Often, teeth crack when subjected to the stress of chewing hard foods, ice, or hard objects, or just from normal chewing. Teeth with or without restorations (fillings) may exhibit this problem, but teeth restored with typical silver alloy or tooth-colored restorations are most susceptible. Older persons have more cracked teeth than younger people.
Symptoms and signs include the following:
1. Pain on chewing
2. Pain on cold-air application
3. Pain when eating sweets
4. X-ray evidence of the problem is sometimes not present
5. Usually, dental decay is not present.
6. Easy verification of the crack by the dentist when the tooth is prepared for restoration
Treatment of Cracked Teeth
1. Simple Crack: The majority of cracked teeth (estimates are about 9 out of 10) can be treated by placement of a simple crown (cap) on the tooth. When the tooth is prepared for the crown and a temporary restoration is placed, the pain usually leaves within a few days. If this is the case with your tooth, we will place the final crown without a problem on your next appointment.
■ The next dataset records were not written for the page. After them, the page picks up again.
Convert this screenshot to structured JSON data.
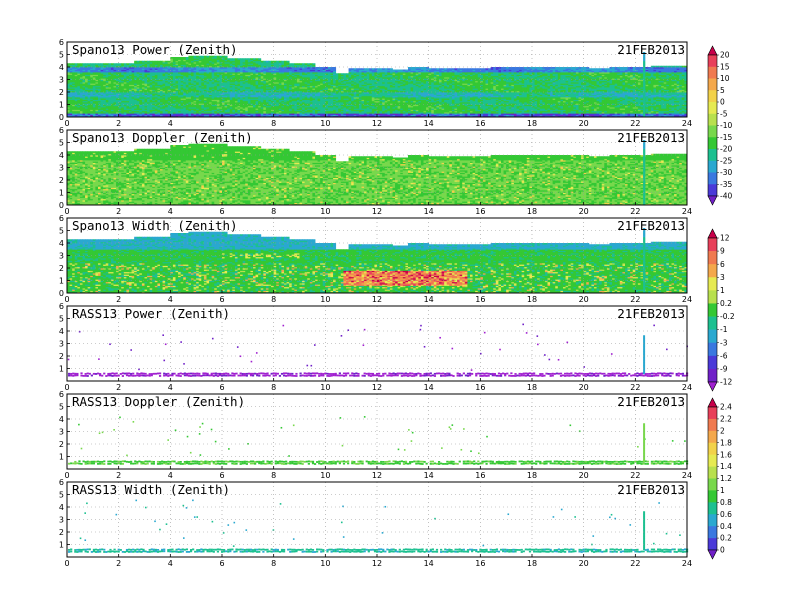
{
  "chart_data": [
    {
      "type": "heatmap",
      "title": "Spano13 Power (Zenith)",
      "date": "21FEB2013",
      "x_ticks": [
        "0",
        "2",
        "4",
        "6",
        "8",
        "10",
        "12",
        "14",
        "16",
        "18",
        "20",
        "22",
        "24"
      ],
      "y_ticks": [
        "0",
        "1",
        "2",
        "3",
        "4",
        "5",
        "6"
      ],
      "xlim": [
        0,
        24
      ],
      "ylim": [
        0,
        6
      ],
      "grid": true,
      "colorbar": "power",
      "field": "spano_power",
      "color_range": [
        -40,
        20
      ]
    },
    {
      "type": "heatmap",
      "title": "Spano13 Doppler (Zenith)",
      "date": "21FEB2013",
      "x_ticks": [
        "0",
        "2",
        "4",
        "6",
        "8",
        "10",
        "12",
        "14",
        "16",
        "18",
        "20",
        "22",
        "24"
      ],
      "y_ticks": [
        "0",
        "1",
        "2",
        "3",
        "4",
        "5",
        "6"
      ],
      "xlim": [
        0,
        24
      ],
      "ylim": [
        0,
        6
      ],
      "grid": true,
      "colorbar": "power",
      "field": "spano_doppler",
      "color_range": [
        -40,
        20
      ]
    },
    {
      "type": "heatmap",
      "title": "Spano13 Width (Zenith)",
      "date": "21FEB2013",
      "x_ticks": [
        "0",
        "2",
        "4",
        "6",
        "8",
        "10",
        "12",
        "14",
        "16",
        "18",
        "20",
        "22",
        "24"
      ],
      "y_ticks": [
        "0",
        "1",
        "2",
        "3",
        "4",
        "5",
        "6"
      ],
      "xlim": [
        0,
        24
      ],
      "ylim": [
        0,
        6
      ],
      "grid": true,
      "colorbar": "width",
      "field": "spano_width",
      "color_range": [
        -12,
        12
      ]
    },
    {
      "type": "heatmap",
      "title": "RASS13 Power (Zenith)",
      "date": "21FEB2013",
      "x_ticks": [
        "0",
        "2",
        "4",
        "6",
        "8",
        "10",
        "12",
        "14",
        "16",
        "18",
        "20",
        "22",
        "24"
      ],
      "y_ticks": [
        "1",
        "2",
        "3",
        "4",
        "5",
        "6"
      ],
      "xlim": [
        0,
        24
      ],
      "ylim": [
        0,
        6
      ],
      "grid": true,
      "colorbar": "width",
      "field": "rass_power",
      "color_range": [
        -12,
        12
      ]
    },
    {
      "type": "heatmap",
      "title": "RASS13 Doppler (Zenith)",
      "date": "21FEB2013",
      "x_ticks": [
        "0",
        "2",
        "4",
        "6",
        "8",
        "10",
        "12",
        "14",
        "16",
        "18",
        "20",
        "22",
        "24"
      ],
      "y_ticks": [
        "1",
        "2",
        "3",
        "4",
        "5",
        "6"
      ],
      "xlim": [
        0,
        24
      ],
      "ylim": [
        0,
        6
      ],
      "grid": true,
      "colorbar": "rass",
      "field": "rass_doppler",
      "color_range": [
        0,
        2.4
      ]
    },
    {
      "type": "heatmap",
      "title": "RASS13 Width (Zenith)",
      "date": "21FEB2013",
      "x_ticks": [
        "0",
        "2",
        "4",
        "6",
        "8",
        "10",
        "12",
        "14",
        "16",
        "18",
        "20",
        "22",
        "24"
      ],
      "y_ticks": [
        "1",
        "2",
        "3",
        "4",
        "5",
        "6"
      ],
      "xlim": [
        0,
        24
      ],
      "ylim": [
        0,
        6
      ],
      "grid": true,
      "colorbar": "rass",
      "field": "rass_width",
      "color_range": [
        0,
        2.4
      ]
    }
  ],
  "colorbars": {
    "power": {
      "labels": [
        "20",
        "15",
        "10",
        "5",
        "0",
        "-5",
        "-10",
        "-15",
        "-20",
        "-25",
        "-30",
        "-35",
        "-40"
      ],
      "colors": [
        "#c8004a",
        "#e8405a",
        "#f07a50",
        "#f4a84c",
        "#f2d24a",
        "#e6ea52",
        "#b8e04e",
        "#78d84c",
        "#34c834",
        "#1cc090",
        "#2aa8d0",
        "#3a78e0",
        "#4a3ad8",
        "#7020c8"
      ]
    },
    "width": {
      "labels": [
        "12",
        "9",
        "6",
        "3",
        "1",
        "0.2",
        "-0.2",
        "-1",
        "-3",
        "-6",
        "-9",
        "-12"
      ],
      "colors": [
        "#c8004a",
        "#e8405a",
        "#f07a50",
        "#f4a84c",
        "#e6ea52",
        "#b8e04e",
        "#34c834",
        "#1cc090",
        "#2aa8d0",
        "#3a78e0",
        "#4a3ad8",
        "#7020c8",
        "#a020d0"
      ]
    },
    "rass": {
      "labels": [
        "2.4",
        "2.2",
        "2",
        "1.8",
        "1.6",
        "1.4",
        "1.2",
        "1",
        "0.8",
        "0.6",
        "0.4",
        "0.2",
        "0"
      ],
      "colors": [
        "#c8004a",
        "#e8405a",
        "#f07a50",
        "#f4a84c",
        "#f2d24a",
        "#e6ea52",
        "#b8e04e",
        "#78d84c",
        "#34c834",
        "#1cc090",
        "#2aa8d0",
        "#3a78e0",
        "#4a3ad8",
        "#7020c8"
      ]
    }
  }
}
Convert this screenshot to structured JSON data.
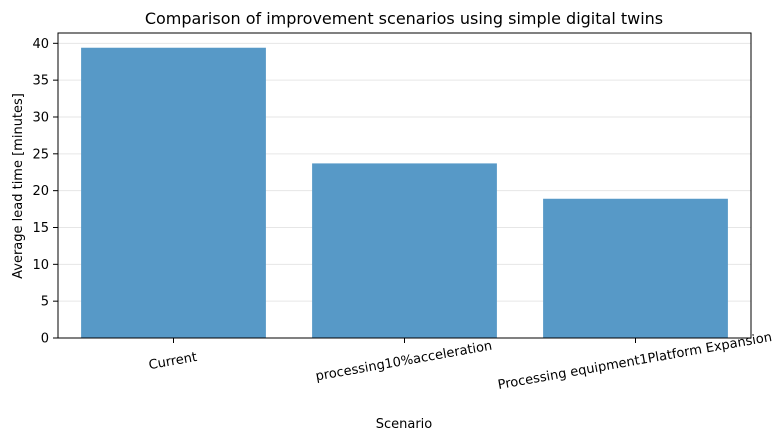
{
  "chart_data": {
    "type": "bar",
    "title": "Comparison of improvement scenarios using simple digital twins",
    "xlabel": "Scenario",
    "ylabel": "Average lead time [minutes]",
    "categories": [
      "Current",
      "processing10%acceleration",
      "Processing equipment1Platform Expansion"
    ],
    "values": [
      39.4,
      23.7,
      18.9
    ],
    "ylim": [
      0,
      41.4
    ],
    "yticks": [
      0,
      5,
      10,
      15,
      20,
      25,
      30,
      35,
      40
    ],
    "grid": true,
    "bar_color": "#5799c7"
  }
}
The condition should then be solved.
2. Complex Crack: Occasionally, (about 1 in 10) the tooth cracks into the pulp (nerve) of the tooth or deeply below bone. If pain persists after placement of the temporary crown, you may have a crack into the pulp or bone support of the affected tooth. This tooth may require endodontics (root canal therapy) before the crown is placed. This procedure requires about two additional appointments before the crown is placed and is less predictable than simple cracks.
3. Tooth Cracked in Half: Occasionally, a tooth cracks into two separate pieces, requiring removal of the entire tooth, or removal of one of the pieces, root canal therapy, and a crown on the remaining piece.